Part of the problem with knowing the benefits of yoga is that there are a limited number of studies on it. Many aspects of yoga haven’t been studied enough to really know whether or not it helps. Unlike medications which have big pharmaceutical companies funding all of their research, yoga studies don’t seem to have the same level of funding from the yoga industry. Maybe they’re all too busy doing downward dog.

New or New-ish to Yoga?

If you’re new to yoga and afraid of looking stupid in a class, you can try it out at home first. There are a lot of videos on YouTube. I like Tara Stiles’ videos (I have no affiliation with her) because she has a lot of short (15 minutes or less), beginner ones.

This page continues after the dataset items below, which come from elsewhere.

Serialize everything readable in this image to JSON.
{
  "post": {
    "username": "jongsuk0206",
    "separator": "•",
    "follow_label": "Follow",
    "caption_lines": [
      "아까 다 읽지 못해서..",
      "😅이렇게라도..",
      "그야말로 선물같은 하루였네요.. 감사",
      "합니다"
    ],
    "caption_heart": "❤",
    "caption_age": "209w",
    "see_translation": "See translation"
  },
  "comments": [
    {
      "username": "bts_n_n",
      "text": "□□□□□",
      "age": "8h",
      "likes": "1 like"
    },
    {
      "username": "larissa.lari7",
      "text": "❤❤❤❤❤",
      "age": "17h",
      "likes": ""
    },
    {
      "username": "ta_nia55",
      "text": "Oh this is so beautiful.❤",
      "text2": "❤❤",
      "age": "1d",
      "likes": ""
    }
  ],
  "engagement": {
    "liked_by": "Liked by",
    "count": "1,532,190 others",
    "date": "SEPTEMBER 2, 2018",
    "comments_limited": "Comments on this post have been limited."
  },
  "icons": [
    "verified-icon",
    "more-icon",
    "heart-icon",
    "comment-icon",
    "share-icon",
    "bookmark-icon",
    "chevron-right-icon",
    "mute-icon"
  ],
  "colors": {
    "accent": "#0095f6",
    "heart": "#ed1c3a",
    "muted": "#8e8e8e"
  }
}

If you’re trying a class for the first time, start out with room temperature yoga. Usually, this will be a yoga class that doesn’t have Bikram in the title. The first time I tried Bikram yoga I had muscle spasms for the next few days, despite drinking lots of electrolytes and water. In my experience, the least crowded classes are usually mid-morning on weekdays. If you can, try to make it to one of those classes so you can get more one on one help from the teacher.

Although yoga probably won’t help you get your revenge body, it’s worth checking out because the balance, flexibility, and strength benefits should help you with your other workouts. The mental benefits can help you with your head game at work and in your personal life.